When it comes to your first meeting, however, this practice can feel impractical as you may feel so uncertain about the project that you only know the first few questions you want to ask.

But even in a first meeting, preparation is key. Rather than laying out the new issues you wish to raise and questions you want answered, for a first meeting it’s helpful to write out a full tree of lines of inquiry you may wish to propose. In other words, for every question you wish to pose to your stakeholder, try to anticipate some likely responses they make provide, then write down a few followup questions to ask if they provide one of those responses.

Time with your stakeholder is precious, especially early in a project, make the most of that face time through preparation.

Step 4: Propose Questions You Might Answer#

As a data scientist, answering questions about the world is the instrument you have to solve problems.
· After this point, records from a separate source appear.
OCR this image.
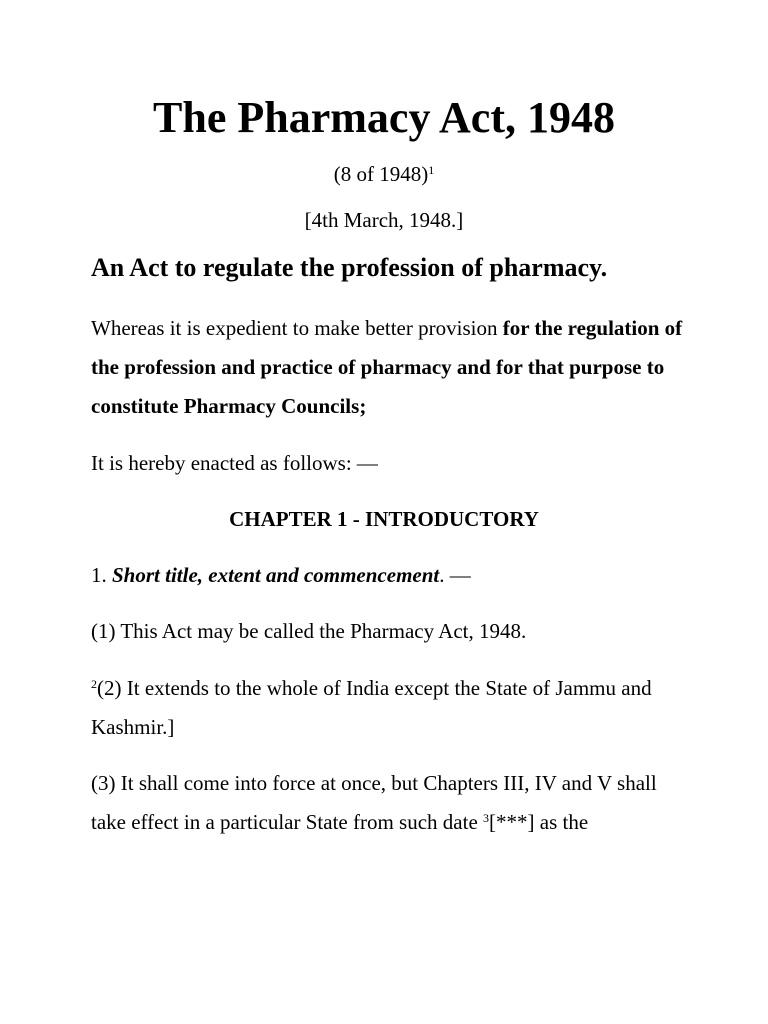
The Pharmacy Act, 1948
(8 of 1948)$^1$
[4th March, 1948.]
An Act to regulate the profession of pharmacy.

Whereas it is expedient to make better provision for the regulation of the profession and practice of pharmacy and for that purpose to constitute Pharmacy Councils;

It is hereby enacted as follows: —

CHAPTER 1 - INTRODUCTORY

1. Short title, extent and commencement. —

(1) This Act may be called the Pharmacy Act, 1948.

$^2$(2) It extends to the whole of India except the State of Jammu and Kashmir.]

(3) It shall come into force at once, but Chapters III, IV and V shall take effect in a particular State from such date $^3$[***] as the
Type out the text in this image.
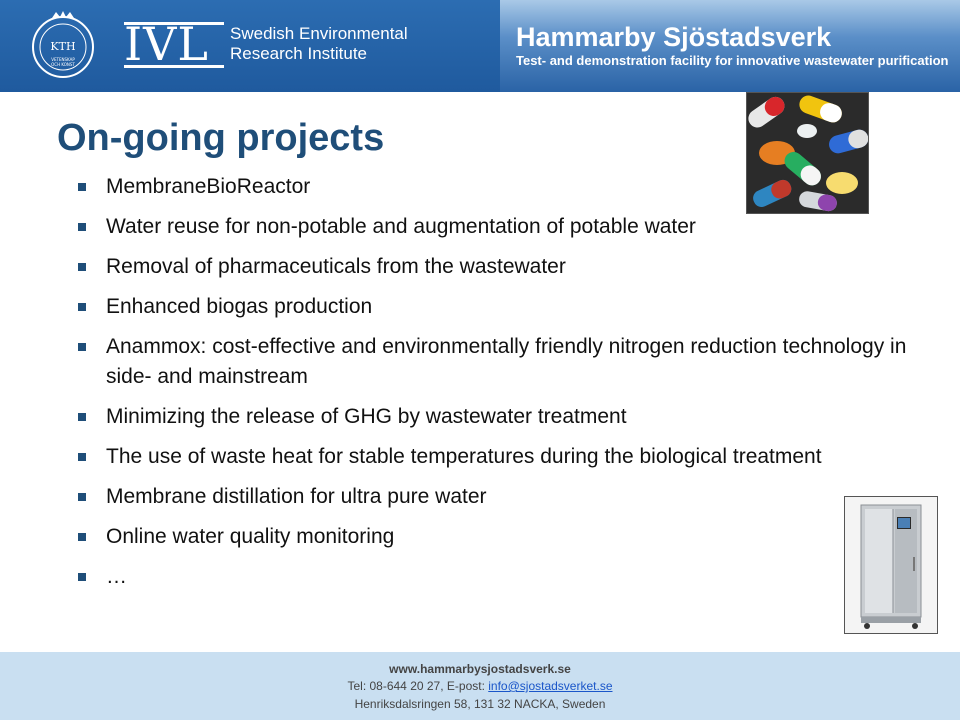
KTH
VETENSKAP
OCH KONST IVL	Swedish Environmental
Research Institute
Hammarby Sjöstadsverk
Test- and demonstration facility for innovative wastewater purification
On-going projects
MembraneBioReactor
Water reuse for non-potable and augmentation of potable water
Removal of pharmaceuticals from the wastewater
Enhanced biogas production
Anammox: cost-effective and environmentally friendly nitrogen reduction technology in side- and mainstream
Minimizing the release of GHG by wastewater treatment
The use of waste heat for stable temperatures during the biological treatment
Membrane distillation for ultra pure water
Online water quality monitoring
…
www.hammarbysjostadsverk.se
Tel: 08-644 20 27, E-post: info@sjostadsverket.se
Henriksdalsringen 58, 131 32 NACKA, Sweden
So once you think you have a sense of your stakeholder’s needs, turn around and propose a handful of questions and ask them if answering those questions would help solve their problem.

This is important because many people have only a vague sense of what they are likely to get as a “deliverable” from the data scientist. They usually have a vague sense that they will get some type of magic machine (a “magic model” or “magic algorithm”) that will just make their problem go away. By concretely framing your deliverable as the answer to a question (or a model that would answer a specific question for each entity like a customer or patient that it encounters), you can get much more valuable feedback before you dive into a problem.
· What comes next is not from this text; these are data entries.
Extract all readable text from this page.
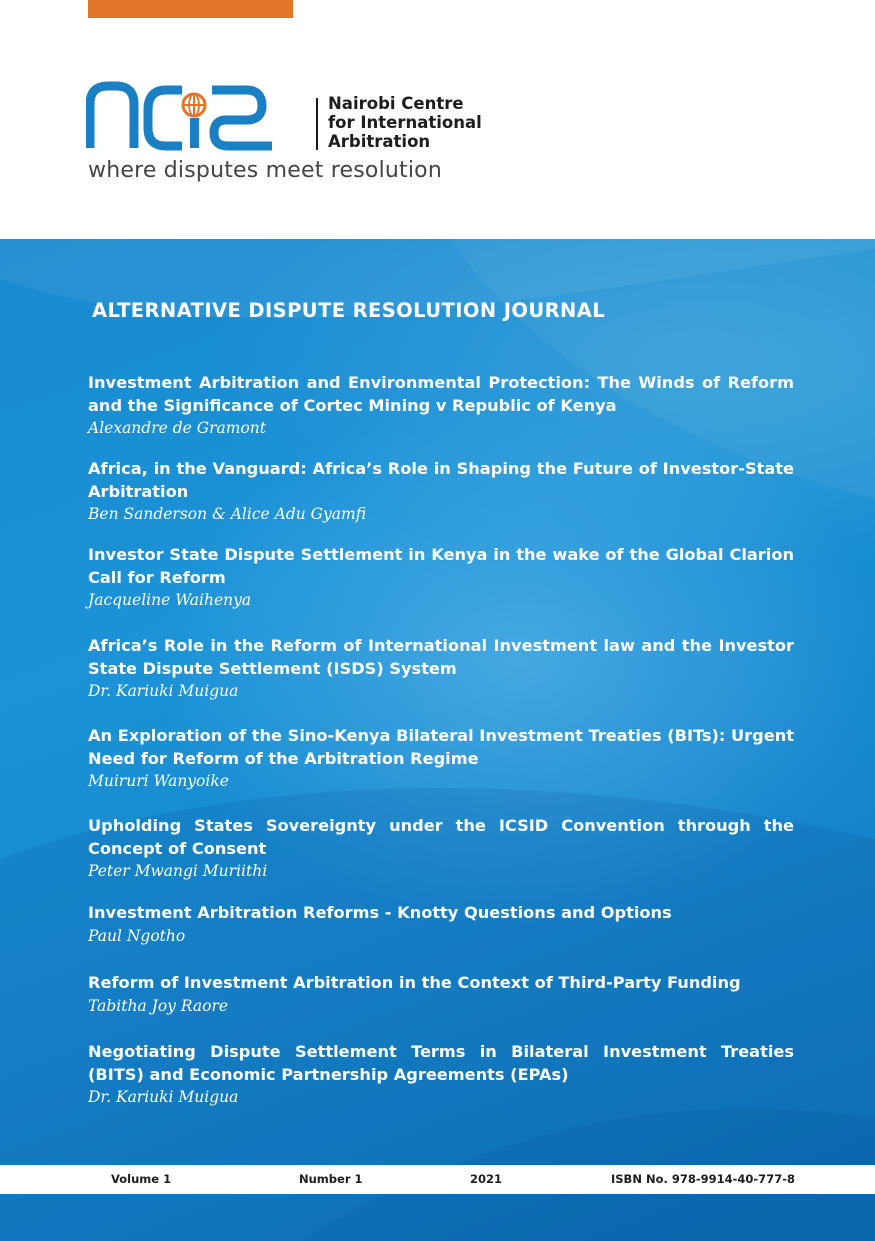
Nairobi Centre
for International
Arbitration

where disputes meet resolution
ALTERNATIVE DISPUTE RESOLUTION JOURNAL

Investment Arbitration and Environmental Protection: The Winds of Reform and the Significance of Cortec Mining v Republic of Kenya

Alexandre de Gramont

Africa, in the Vanguard: Africa’s Role in Shaping the Future of Investor-State Arbitration

Ben Sanderson & Alice Adu Gyamfi

Investor State Dispute Settlement in Kenya in the wake of the Global Clarion Call for Reform

Jacqueline Waihenya

Africa’s Role in the Reform of International Investment law and the Investor State Dispute Settlement (ISDS) System

Dr. Kariuki Muigua

An Exploration of the Sino-Kenya Bilateral Investment Treaties (BITs): Urgent Need for Reform of the Arbitration Regime

Muiruri Wanyoike

Upholding States Sovereignty under the ICSID Convention through the Concept of Consent

Peter Mwangi Muriithi

Investment Arbitration Reforms - Knotty Questions and Options

Paul Ngotho

Reform of Investment Arbitration in the Context of Third-Party Funding

Tabitha Joy Raore

Negotiating Dispute Settlement Terms in Bilateral Investment Treaties (BITS) and Economic Partnership Agreements (EPAs)

Dr. Kariuki Muigua

Volume 1	Number 1	2021	ISBN No. 978-9914-40-777-8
Make Your Questions Specific and Actionable#

In developing your questions, it is important to make them specific and actionable. A specific and actionable question makes it very clear what you need to do next. For example, suppose an international aid organization told you they were worried that urbanization in Africa, Asia, and Latin America was impacting efforts to reduce infant mortality. Some examples of specific, actionable questions are: “Is infant mortality higher among recent migrants to urban centers, controlling for income?” or “Are the causes of infant mortality among recent migrants to urban centers different from those living in rural areas?” Reading those questions, you can probably immediately think of what data you’d need to collect, and what regressions you’d want to run to generate answers to those questions.

Vague questions would be “Is urbanization impacting efforts to reduce infant mortality?”, or “Does urbanization affect infant mortality?” Note that when you read these, they don’t seem to obviously imply a way forward.
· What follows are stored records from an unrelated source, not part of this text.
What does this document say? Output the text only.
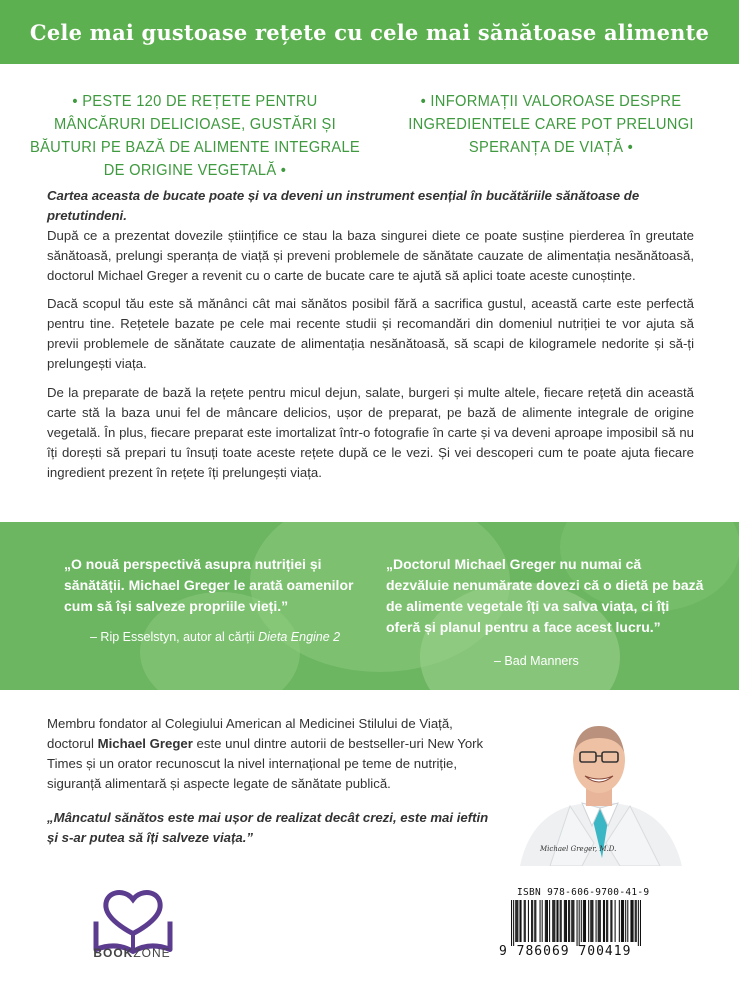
Cele mai gustoase rețete cu cele mai sănătoase alimente
• PESTE 120 DE REȚETE PENTRU MÂNCĂRURI DELICIOASE, GUSTĂRI ȘI BĂUTURI PE BAZĂ DE ALIMENTE INTEGRALE DE ORIGINE VEGETALĂ •
• INFORMAȚII VALOROASE DESPRE INGREDIENTELE CARE POT PRELUNGI SPERANȚA DE VIAȚĂ •

Cartea aceasta de bucate poate și va deveni un instrument esențial în bucătăriile sănătoase de pretutindeni.

După ce a prezentat dovezile științifice ce stau la baza singurei diete ce poate susține pierderea în greutate sănătoasă, prelungi speranța de viață și preveni problemele de sănătate cauzate de alimentația nesănătoasă, doctorul Michael Greger a revenit cu o carte de bucate care te ajută să aplici toate aceste cunoștințe.

Dacă scopul tău este să mănânci cât mai sănătos posibil fără a sacrifica gustul, această carte este perfectă pentru tine. Rețetele bazate pe cele mai recente studii și recomandări din domeniul nutriției te vor ajuta să previi problemele de sănătate cauzate de alimentația nesănătoasă, să scapi de kilogramele nedorite și să-ți prelungești viața.

De la preparate de bază la rețete pentru micul dejun, salate, burgeri și multe altele, fiecare rețetă din această carte stă la baza unui fel de mâncare delicios, ușor de preparat, pe bază de alimente integrale de origine vegetală. În plus, fiecare preparat este imortalizat într-o fotografie în carte și va deveni aproape imposibil să nu îți dorești să prepari tu însuți toate aceste rețete după ce le vezi. Și vei descoperi cum te poate ajuta fiecare ingredient prezent în rețete îți prelungești viața.

„O nouă perspectivă asupra nutriției și sănătății. Michael Greger le arată oamenilor cum să își salveze propriile vieți.”

– Rip Esselstyn, autor al cărții Dieta Engine 2

„Doctorul Michael Greger nu numai că dezvăluie nenumărate dovezi că o dietă pe bază de alimente vegetale îți va salva viața, ci îți oferă și planul pentru a face acest lucru.”

– Bad Manners

Membru fondator al Colegiului American al Medicinei Stilului de Viață, doctorul Michael Greger este unul dintre autorii de bestseller-uri New York Times și un orator recunoscut la nivel internațional pe teme de nutriție, siguranță alimentară și aspecte legate de sănătate publică.

„Mâncatul sănătos este mai ușor de realizat decât crezi, este mai ieftin și s-ar putea să îți salveze viața.”

Michael Greger, M.D.
BOOKZONE
ISBN 978-606-9700-41-9
9 786069 700419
Perhaps the best way to figure out if your question is answerable is to write down what an answer to your question would look like. Seriously – try it. Can you write down, on a piece of paper, the graph, regression table, or machine learning diagnostic statistics (complete with labels on your axes, names for variables, etc.) that would constitute an answer to your question? If not, it’s probably too vague.

Step 5: Iterate#

And here’s the last but perhaps most important step: iterate. Bring your work back to your stakeholder as often as possible.

Many stakeholders find the idea of data science mysterious and abstract and will struggle to understand what is and is not feasible. By bringing them intermediate results, the whole process will start to become more concrete for the stakeholder, and it will help them provide you with better feedback.

The way this book is organized suggests a natural flow from problem articulation to answering Exploratory Questions to prioritize efforts, to answering Passive-Prediction Questions to target individuals for extra attention or automate tasks, and finally to Causal Questions to better understand the effects of that extra attention/automation. In reality, however, a good data scientist is always coming back to the stakeholder, updating their plan, and jumping back in the sequence when new questions arise.

Reading Reflection Questions#

  • Why should you care if your stakeholder misspecifies their problem?